- Born: Longview, Washington, US
- Spouse: David Heitkemper ​(m. 1973)​

Academic background
- Education: BSN, Seattle University MSN, University of Washington PhD, University of Illinois

Academic work
- Institutions: University of Washington

= Margaret Heitkemper =

American nurse

Margaret Eunice McLean Heitkemper is an American nurse. She is the Elizabeth Sterling Soule Endowed Chair in Nursing at the University of Washington.

==Early life and education==
Heitkemper was born to nurse Jennie McLean, who was a servicewoman during World War II, and Gordon McLean in Longview, Washington. During high school, Heitkemper worked as a nurse’s aide and started her professional career at PeaceHealth St. John Medical Center. Heitkemper earned her Bachelor of Science in nursing from Seattle University, her Master's degree in gerontologic nursing from the University of Washington (UW), and her PhD in physiology and biophysics from the University of Illinois Chicago.

==Career==
Following her PhD, Heitkemper returned to UW in 1981 and served with their physiological nursing faculty before becoming a full professor in 1990. In 1994, Heitkemper was one of the winners of the University of Washington Distinguished Teaching Award. By 2001, Heitkemper served as chair of the Department of Biobehavioral Nursing and Health System, Corbally Professor in public service and Director of the Center for Women’s Health Research in the School of Nursing. As a result, she was one of 20 nurses in the United States selected for a three-year Robert Wood Johnson Foundation Executive Nurse Fellowship program. During this time, she also received the Distinguished Nutrition Support Nurse Award from the American Society for Parenteral and Enteral Nutrition and the American Gastroenterological Association and Janssen Award for Clinical Research in Gastroenterology.

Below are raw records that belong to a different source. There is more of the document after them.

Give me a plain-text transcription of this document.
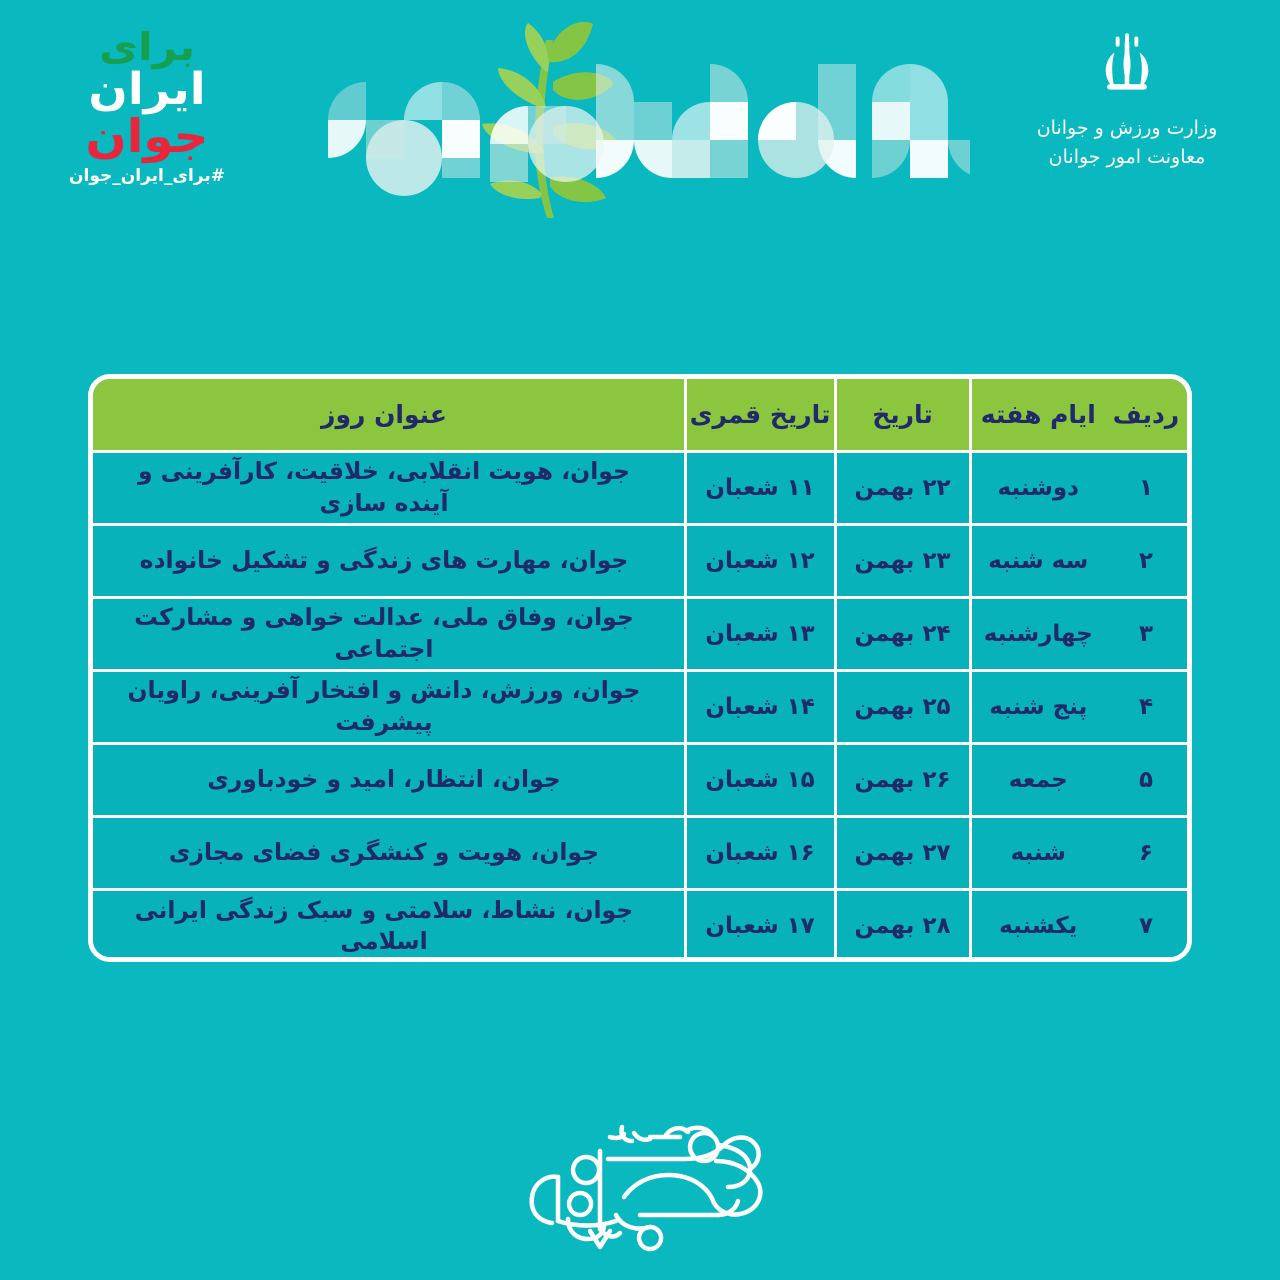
برای
ایران
جوان
#برای_ایران_جوان
وزارت ورزش و جوانان
معاونت امور جوانان
ردیف	ایام هفته	تاریخ	تاریخ قمری	عنوان روز
۱	دوشنبه	۲۲ بهمن	۱۱ شعبان	جوان، هویت انقلابی، خلاقیت، کارآفرینی و آینده سازی
۲	سه شنبه	۲۳ بهمن	۱۲ شعبان	جوان، مهارت های زندگی و تشکیل خانواده
۳	چهارشنبه	۲۴ بهمن	۱۳ شعبان	جوان، وفاق ملی، عدالت خواهی و مشارکت اجتماعی
۴	پنج شنبه	۲۵ بهمن	۱۴ شعبان	جوان، ورزش، دانش و افتخار آفرینی، راویان پیشرفت
۵	جمعه	۲۶ بهمن	۱۵ شعبان	جوان، انتظار، امید و خودباوری
۶	شنبه	۲۷ بهمن	۱۶ شعبان	جوان، هویت و کنشگری فضای مجازی
۷	یکشنبه	۲۸ بهمن	۱۷ شعبان	جوان، نشاط، سلامتی و سبک زندگی ایرانی اسلامی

In the fall of 2006, Heitkemper was appointed the Elizabeth Sterling Soule Endowed Chair in Nursing and received the American Academy of Nursing Council for the Advancement of Nursing Science Outstanding Nurse Scientist Award. While serving in this role, Heitkemper was also appointed to the National Institute of Health’s National Commission on Digestive Diseases and received the 2010 Friends of the National Institute of Nursing Research Pathfinder award. She received the Pathfinder Award for being a nurse researcher whose research has made a difference in the lives of people with health care needs, and has been sustained by multiple research grants from the National Institute of Nursing Research." In 2013, Heitkemper and Monica Jarrett oversaw a research team to identify factors that trigger Irritable Bowel Syndrome (IBS) symptoms such as sleep quality, inflammation and stress, and developing treatment approaches. They began an NIH-funded clinical trial to treat IBS without the use of medications. Following this, she was named to Washington State Academy of Sciences. She was named a Living Legend by the American Academy of Nursing in 2026.

Following the IBS study, Heitkemper was elected to the National Academy of Medicine (then referred to as the Institute of Medicine) in 2015. She was later named the co-director of the UW's Center for Innovation in Sleep Self-Management. The aim of the center is to work towards developing interventions to help adults and children with chronic illnesses sleep better.

==Personal life==
Heitkemper married David Heitkemper in 1973.